What fantasy was that of which he spoke?

Esquire reports: President* Trump’s first State of the Union laid bare a government in delusion.

It was the most elaborate of charades, the most sophisticated of masquerades, that played itself out in the chamber of the House of Representatives on Tuesday night. The amount of pretense required to keep all sensible people—which is to say, any person who was not a Republican—in their chairs must have been heroic.

 

All involved had to pretend that Donald Trump makes sense as a president, that his administration makes sense as a government, and that his first State of the Union address made sense as either a description of national policy, or as a rhetorical summons to national unity. All involved had to pretend that his thoughts were coherent, that his words made sense, and that the complete and universal collapse of civic responsibility that propelled him onto the podium was not the most singularly destructive event in the history of American democracy since the Civil War.

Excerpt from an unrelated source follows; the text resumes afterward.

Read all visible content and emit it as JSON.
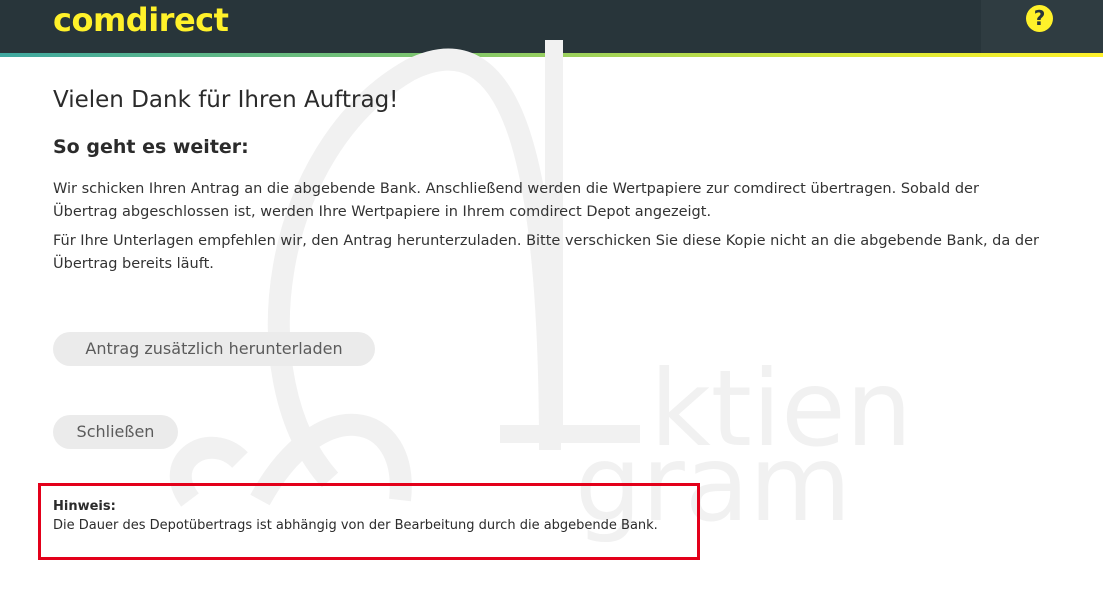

Everyone had to pretend that a freak show was Shakespeare, and that a rumbling, stumbling geek was Lincoln, and that the whole tableau unfolding before the Congress was somehow made noble despite the obvious fact that the whole event was an endless procession of lies and half-truths, and that the only truly remarkable thing about the speech was that it was such a perfectly round and complete crock of shit.

 

Continue reading …
I Watched a Ghoulish Masquerade in Washington

 


 

What fantasy was that of which he spoke
concerning all the greatness he has wrought
in only one short year…a cruel joke
or machinations Machiavelli taught?
Because he read the teleprompter well
and mostly stuck to script his lackey writ,
that means he’s acting presidential? Hell
will freeze to solid ice before he’s fit
to lead a nation born of great ideals.
Someday let’s hope he knows how losing feels.